Type train_X.dtype, it will show you what the datatype of the numpy array. There are some numpy array types that are not compatible with PyTorch. You will need to say train_X.astype(np.float32) or something similar
I’m now getting this when I run fit! It looks like it’s not expecting the ByteTensor, just working out what that corresponds to… TypeError: CudaClassNLLCriterion_updateOutput received an invalid combination of arguments - got (int, torch.cuda.FloatTensor, torch.cuda.ByteTensor, torch.cuda.FloatTensor, bool, NoneType, torch.cuda.FloatTensor, int), but expected (int state, torch.cuda.FloatTensor input, torch.cuda.LongTensor target, torch.cuda.FloatTensor output, bool sizeA`verage, [torch.cuda.FloatTensor weights or None], torch.cuda.FloatTensor total_weight, int ignore_index)
I gave that a go:
train_x = np.float32(train_x)
test_x = np.float32(test_x)
train_y = np.uint32(train_y)
test_y = np.uint32(test_y)
arch = resnet18 #start off with this, and see how we go
data = ImageClassifierData.from_arrays(PATH, train, valid, tfms=tfms)
learn = ConvLearner.pretrained(arch, data, precompute=False)
learn.lr_find()
now it’s just complaining about a Float instead of a long.

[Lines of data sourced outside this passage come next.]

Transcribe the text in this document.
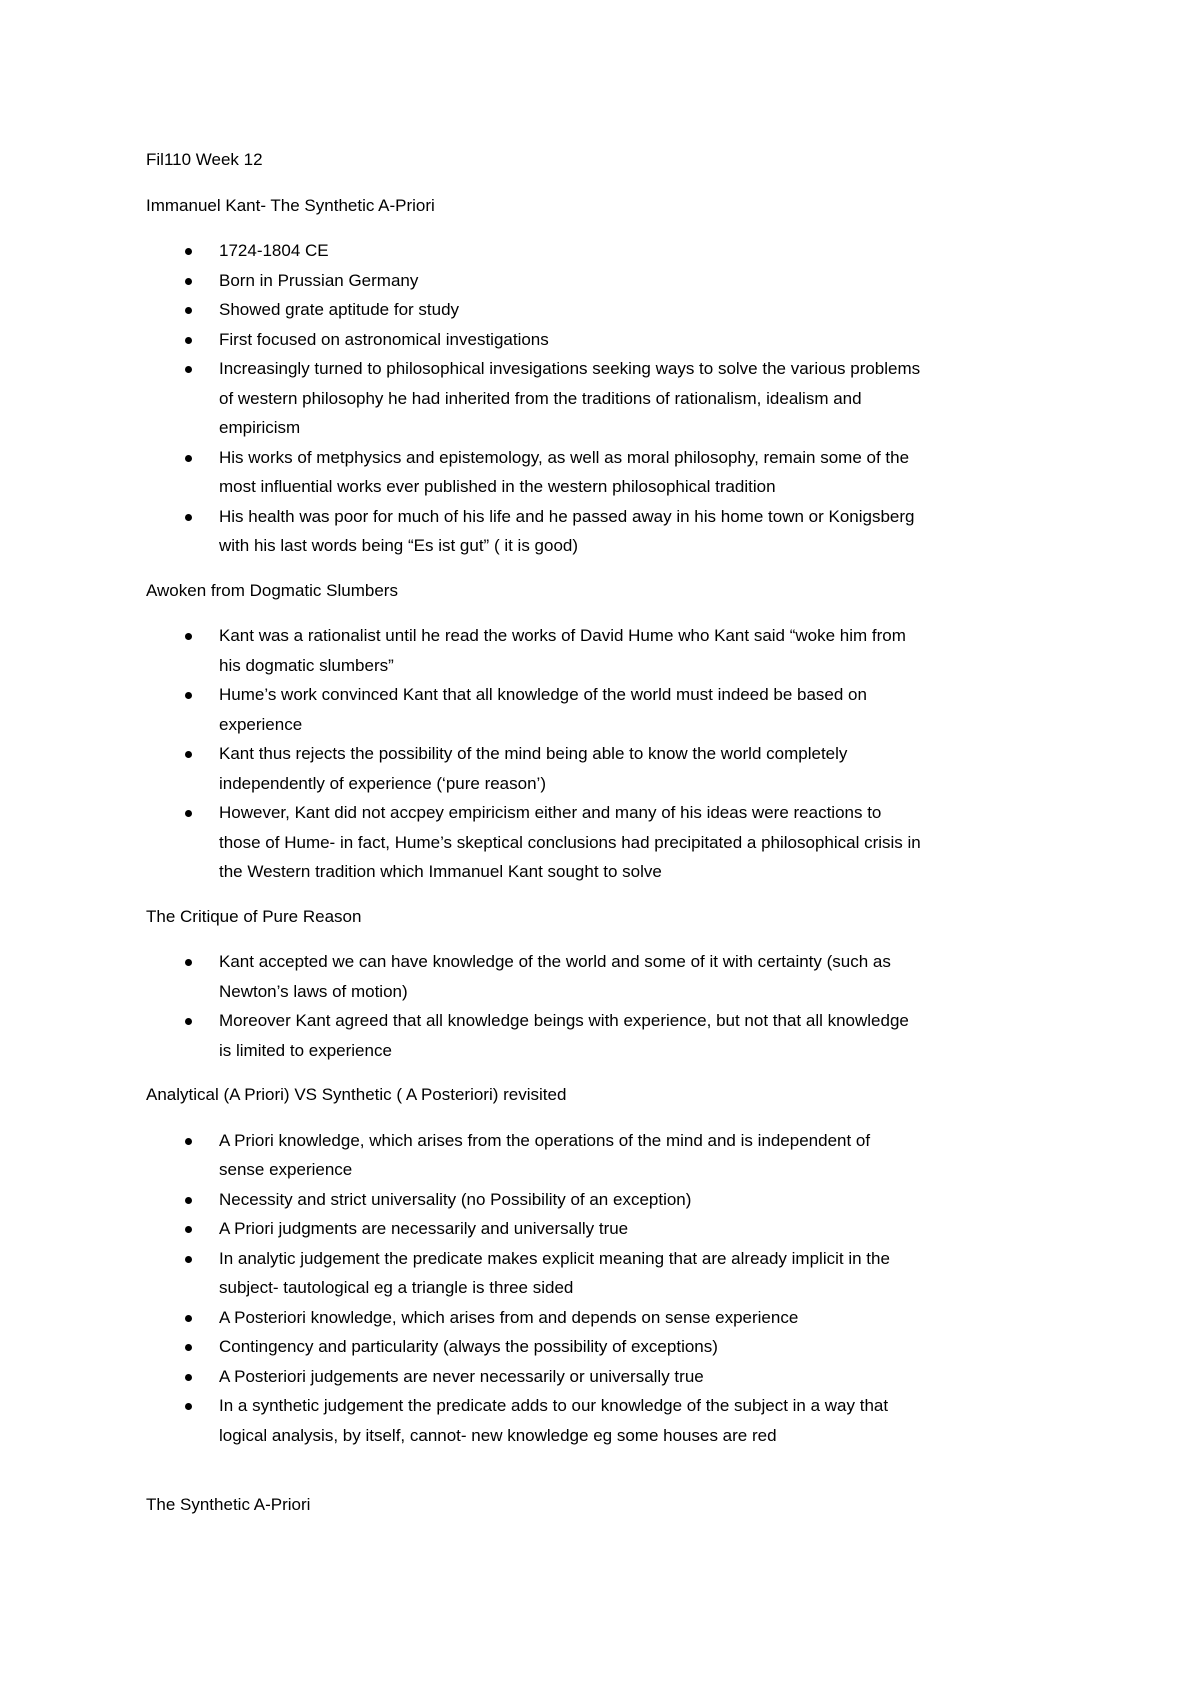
Fil110 Week 12
Immanuel Kant- The Synthetic A-Priori
1724-1804 CE
Born in Prussian Germany
Showed grate aptitude for study
First focused on astronomical investigations
Increasingly turned to philosophical invesigations seeking ways to solve the various problems
of western philosophy he had inherited from the traditions of rationalism, idealism and
empiricism
His works of metphysics and epistemology, as well as moral philosophy, remain some of the
most influential works ever published in the western philosophical tradition
His health was poor for much of his life and he passed away in his home town or Konigsberg
with his last words being “Es ist gut” ( it is good)
Awoken from Dogmatic Slumbers
Kant was a rationalist until he read the works of David Hume who Kant said “woke him from
his dogmatic slumbers”
Hume’s work convinced Kant that all knowledge of the world must indeed be based on
experience
Kant thus rejects the possibility of the mind being able to know the world completely
independently of experience (‘pure reason’)
However, Kant did not accpey empiricism either and many of his ideas were reactions to
those of Hume- in fact, Hume’s skeptical conclusions had precipitated a philosophical crisis in
the Western tradition which Immanuel Kant sought to solve
The Critique of Pure Reason
Kant accepted we can have knowledge of the world and some of it with certainty (such as
Newton’s laws of motion)
Moreover Kant agreed that all knowledge beings with experience, but not that all knowledge
is limited to experience
Analytical (A Priori) VS Synthetic ( A Posteriori) revisited
A Priori knowledge, which arises from the operations of the mind and is independent of
sense experience
Necessity and strict universality (no Possibility of an exception)
A Priori judgments are necessarily and universally true
In analytic judgement the predicate makes explicit meaning that are already implicit in the
subject- tautological eg a triangle is three sided
A Posteriori knowledge, which arises from and depends on sense experience
Contingency and particularity (always the possibility of exceptions)
A Posteriori judgements are never necessarily or universally true
In a synthetic judgement the predicate adds to our knowledge of the subject in a way that
logical analysis, by itself, cannot- new knowledge eg some houses are red
The Synthetic A-Priori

I tried turning the y’s to uints, but that didn’t seem to do anything TypeError: CudaClassNLLCriterion_updateOutput received an invalid combination of arguments - got (int, torch.cuda.FloatTensor, torch.cuda.FloatTensor, torch.cuda.FloatTensor, bool, NoneType, torch.cuda.FloatTensor, int), but expected (int state, torch.cuda.FloatTensor input, torch.cuda.LongTensor target, torch.cuda.FloatTensor output, bool sizeAverage, [torch.cuda.FloatTensor weights or None], torch.cuda.FloatTensor total_weight, int ignore_index)

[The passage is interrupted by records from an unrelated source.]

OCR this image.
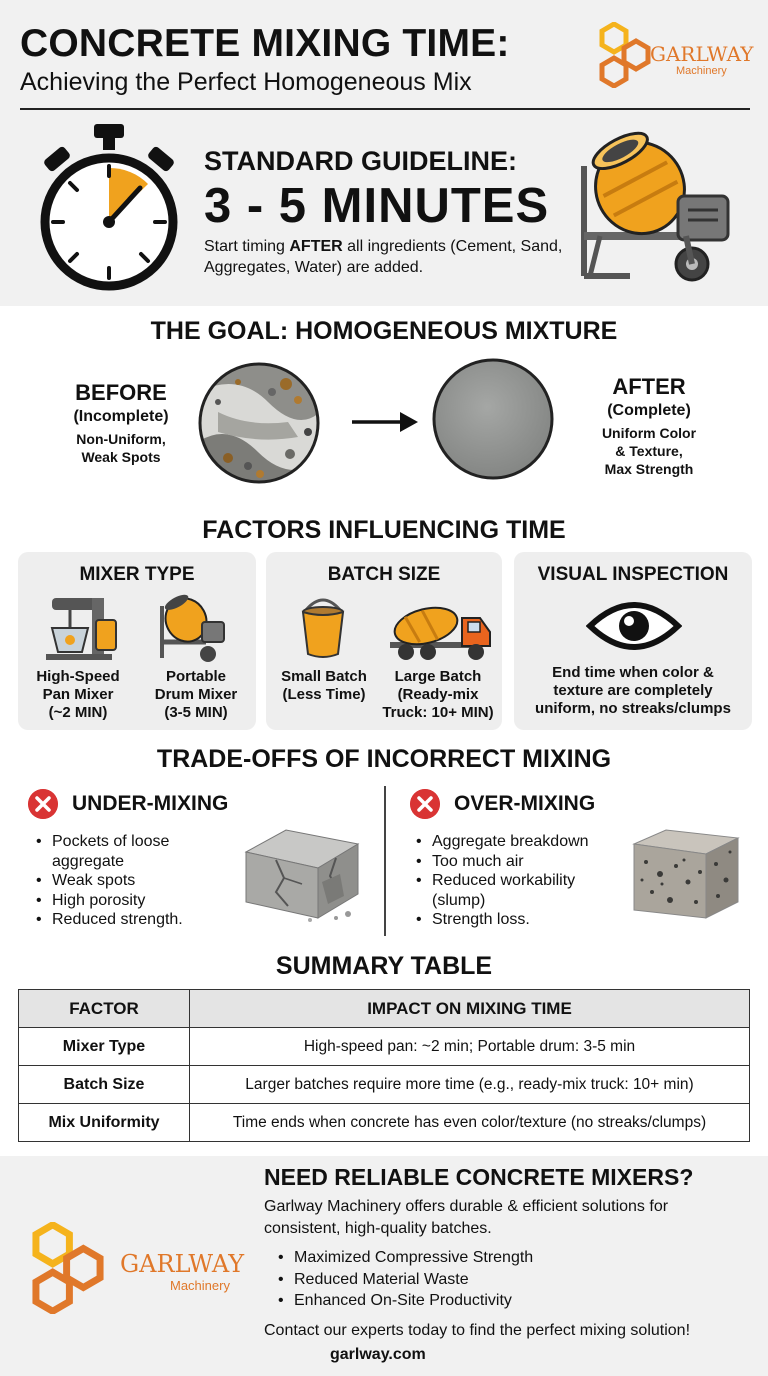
CONCRETE MIXING TIME:
Achieving the Perfect Homogeneous Mix
GARLWAY
Machinery
STANDARD GUIDELINE:
3 - 5 MINUTES
Start timing AFTER all ingredients (Cement, Sand, Aggregates, Water) are added.
THE GOAL: HOMOGENEOUS MIXTURE
BEFORE
(Incomplete)
Non-Uniform,
Weak Spots
AFTER
(Complete)
Uniform Color
& Texture,
Max Strength
FACTORS INFLUENCING TIME
MIXER TYPE
High-Speed
Pan Mixer
(~2 MIN)
Portable
Drum Mixer
(3-5 MIN)
BATCH SIZE
Small Batch
(Less Time)
Large Batch
(Ready-mix
Truck: 10+ MIN)
VISUAL INSPECTION
End time when color &
texture are completely
uniform, no streaks/clumps
TRADE-OFFS OF INCORRECT MIXING
UNDER-MIXING
• Pockets of loose
aggregate
• Weak spots
• High porosity
• Reduced strength.
OVER-MIXING
• Aggregate breakdown
• Too much air
• Reduced workability
(slump)
• Strength loss.
SUMMARY TABLE
FACTOR	IMPACT ON MIXING TIME
Mixer Type	High-speed pan: ~2 min; Portable drum: 3-5 min
Batch Size	Larger batches require more time (e.g., ready-mix truck: 10+ min)
Mix Uniformity	Time ends when concrete has even color/texture (no streaks/clumps)
GARLWAY
Machinery
NEED RELIABLE CONCRETE MIXERS?
Garlway Machinery offers durable & efficient solutions for consistent, high-quality batches.
• Maximized Compressive Strength
• Reduced Material Waste
• Enhanced On-Site Productivity
Contact our experts today to find the perfect mixing solution!
garlway.com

It might be complaining about your train_y dtype. Change that to np.int32 instead. Also, if you take a look at Lesson_1 notebook, it has X as uint8 and y as np.int64. If this doesn’t work, can you put your notebook in gist.github.com to take a look?
It removes that, but creates error: /io/opencv/modules/imgproc/src/imgwarp.cpp:3361: error: (-215) func != 0 in function resize
I think I must have an aloof image
@sjdlloyd - Figured it out.
TLDR: Basically the input images needs to be uint8 and Target needs to be int64.
Both train_x, and train_y was loaded as np.uint8. So you had to change just the train_y to int64 (that maps to torch.LongTensor). Also, the y was starting at 1, you will have to start the index at 0.